Few owners of hijacked machines know they have been compromised
Spanish police have revealed that they have arrested three men responsible for one of the world's biggest networks of virus-infected computers.
All are Spanish citizens with no criminal records and limited hacking skills.
It is estimated that the so-called Mariposa botnet was made up of nearly 13 million computers in 190 countries.
It included PCs inside more than half of Fortune 1000 companies and more than 40 major banks, investigators said.
The criminals have so far only been identified by their internet names, netkairo, aged 31, johnyloleante, aged 30 and ostiator, 25.
Other arrests may follow, the investigators believe.
The first member of the gang was arrested in early February, when he inadvertently logged into the network without disguising the address of his computer.
His computer linked investigators to two more suspects who were arrested later in the month.
The botnet was being monitored and was rendered inactive in December, following a major investigation conducted by the FBI, the Spanish Guardia Civil and security experts around the world.
The network of computers was designed to steal sensitive information, including usernames, passwords, banking credentials and credit card data, from social media sites and other online e-mail services.
One of the arrested men had 800,000 pieces of personal data on his machine.
Some very high profile businesses were targeted.
"It would be easier for me to provide a list of the Fortune 1000 companies that weren't compromised," said Christopher Davis, chief executive of security firm Defence Intelligence, one of the firms that was invited to join the Mariposa Working Group, which was set up to deal with the botnet in May 2009.
Panda Security was also in the group.
Senior research advisor Pedro Bustamante said the criminals behind the botnet did not have "advanced hacking skills".
"This is very alarming because it proves how sophisticated and effective malware distribution software has become, empowering relatively unskilled cyber criminals to inflict major damage and financial loss," he said.
The gang made money by renting out parts of the botnet to other cyber-criminals as well as selling stolen credentials and using banking and credit card information to make transactions via so-called money mules.

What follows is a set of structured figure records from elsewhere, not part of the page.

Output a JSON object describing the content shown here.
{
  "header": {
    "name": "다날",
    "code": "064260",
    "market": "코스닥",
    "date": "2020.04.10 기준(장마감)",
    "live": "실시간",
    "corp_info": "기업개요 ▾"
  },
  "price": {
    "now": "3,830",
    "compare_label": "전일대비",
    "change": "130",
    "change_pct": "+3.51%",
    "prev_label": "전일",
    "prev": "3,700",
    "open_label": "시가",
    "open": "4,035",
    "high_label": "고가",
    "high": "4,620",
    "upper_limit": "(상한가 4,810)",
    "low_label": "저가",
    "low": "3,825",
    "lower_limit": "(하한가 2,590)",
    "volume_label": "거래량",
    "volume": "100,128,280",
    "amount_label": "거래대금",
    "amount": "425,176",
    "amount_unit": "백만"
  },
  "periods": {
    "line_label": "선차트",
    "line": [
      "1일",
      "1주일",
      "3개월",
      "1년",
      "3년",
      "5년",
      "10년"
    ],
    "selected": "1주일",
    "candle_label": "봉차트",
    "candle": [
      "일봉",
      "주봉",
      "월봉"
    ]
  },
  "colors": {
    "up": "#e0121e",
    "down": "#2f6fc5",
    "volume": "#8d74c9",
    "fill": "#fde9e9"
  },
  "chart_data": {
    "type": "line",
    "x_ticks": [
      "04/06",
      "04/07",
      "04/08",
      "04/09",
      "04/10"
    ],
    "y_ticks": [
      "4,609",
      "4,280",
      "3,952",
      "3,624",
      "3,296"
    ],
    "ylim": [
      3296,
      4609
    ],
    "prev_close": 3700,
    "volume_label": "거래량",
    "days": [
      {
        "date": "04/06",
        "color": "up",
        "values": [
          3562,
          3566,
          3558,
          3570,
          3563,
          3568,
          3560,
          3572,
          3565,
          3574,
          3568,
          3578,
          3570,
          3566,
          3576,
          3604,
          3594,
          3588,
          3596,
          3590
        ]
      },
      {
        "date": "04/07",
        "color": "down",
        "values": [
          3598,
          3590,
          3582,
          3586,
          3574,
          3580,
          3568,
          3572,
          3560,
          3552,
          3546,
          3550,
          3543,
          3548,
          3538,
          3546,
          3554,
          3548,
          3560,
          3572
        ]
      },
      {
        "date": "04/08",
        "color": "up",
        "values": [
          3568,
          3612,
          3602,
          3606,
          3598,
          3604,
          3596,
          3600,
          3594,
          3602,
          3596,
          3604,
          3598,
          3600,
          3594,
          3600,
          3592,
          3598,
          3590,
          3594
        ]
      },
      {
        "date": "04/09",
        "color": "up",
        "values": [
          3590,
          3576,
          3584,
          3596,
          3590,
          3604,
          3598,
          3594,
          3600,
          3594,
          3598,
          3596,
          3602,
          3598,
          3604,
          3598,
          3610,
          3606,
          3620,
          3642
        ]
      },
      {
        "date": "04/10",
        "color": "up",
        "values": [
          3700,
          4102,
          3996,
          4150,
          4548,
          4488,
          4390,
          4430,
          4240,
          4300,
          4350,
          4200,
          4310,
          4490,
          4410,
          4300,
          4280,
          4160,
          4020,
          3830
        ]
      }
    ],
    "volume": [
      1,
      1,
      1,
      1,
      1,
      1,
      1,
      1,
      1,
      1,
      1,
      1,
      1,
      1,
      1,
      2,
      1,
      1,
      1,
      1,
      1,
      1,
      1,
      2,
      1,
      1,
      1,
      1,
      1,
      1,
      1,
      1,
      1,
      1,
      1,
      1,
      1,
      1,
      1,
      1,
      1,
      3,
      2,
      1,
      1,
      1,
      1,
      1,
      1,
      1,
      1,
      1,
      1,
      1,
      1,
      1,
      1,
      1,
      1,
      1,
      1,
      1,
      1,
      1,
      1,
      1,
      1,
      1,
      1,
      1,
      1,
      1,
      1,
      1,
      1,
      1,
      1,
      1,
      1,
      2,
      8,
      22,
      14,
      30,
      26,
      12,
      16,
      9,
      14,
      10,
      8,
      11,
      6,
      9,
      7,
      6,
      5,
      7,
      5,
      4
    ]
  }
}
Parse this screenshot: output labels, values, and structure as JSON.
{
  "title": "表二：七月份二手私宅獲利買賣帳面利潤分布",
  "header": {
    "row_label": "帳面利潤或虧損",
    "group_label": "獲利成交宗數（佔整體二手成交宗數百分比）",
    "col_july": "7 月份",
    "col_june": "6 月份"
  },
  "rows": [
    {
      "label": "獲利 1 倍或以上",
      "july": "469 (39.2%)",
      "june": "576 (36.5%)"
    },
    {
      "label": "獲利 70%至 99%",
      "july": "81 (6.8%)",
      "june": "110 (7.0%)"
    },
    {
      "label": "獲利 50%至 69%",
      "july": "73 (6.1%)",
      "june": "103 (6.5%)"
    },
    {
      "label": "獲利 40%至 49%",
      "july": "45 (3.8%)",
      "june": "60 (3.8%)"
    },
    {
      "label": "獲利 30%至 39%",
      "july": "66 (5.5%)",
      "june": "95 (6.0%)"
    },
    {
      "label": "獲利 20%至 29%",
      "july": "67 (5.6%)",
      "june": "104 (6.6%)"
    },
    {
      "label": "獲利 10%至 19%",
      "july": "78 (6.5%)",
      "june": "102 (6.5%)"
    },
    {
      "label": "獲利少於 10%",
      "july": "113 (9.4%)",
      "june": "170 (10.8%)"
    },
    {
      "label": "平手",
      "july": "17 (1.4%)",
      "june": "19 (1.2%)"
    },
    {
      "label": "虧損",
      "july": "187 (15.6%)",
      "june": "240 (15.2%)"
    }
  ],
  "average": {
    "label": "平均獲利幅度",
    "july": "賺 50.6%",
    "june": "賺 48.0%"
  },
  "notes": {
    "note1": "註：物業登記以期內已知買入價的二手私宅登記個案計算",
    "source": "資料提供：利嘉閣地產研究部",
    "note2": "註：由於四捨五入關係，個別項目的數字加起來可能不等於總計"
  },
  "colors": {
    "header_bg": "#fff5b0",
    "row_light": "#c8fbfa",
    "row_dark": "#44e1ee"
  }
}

Working with law enforcement agencies is not without its risks for security firms.
After the botnet was closed down, Defence Intelligence was hit by a Distributed Denial of Service (DDoS) attack as an apparent act of retaliation.
A DDoS attack occurs when a website is bombarded by requests for pages, often by a botnet, effectively taking it offline.
The attack was powerful enough to knock customers of an unnamed ISP offline for several hours.
The firm remains determined to pursue such cases.
"We will continue to fight the threat of botnets and the criminals behind them. We'll start by dismantling their infrastructure and won't stop until they're standing in front of a judge," said Mr Davis.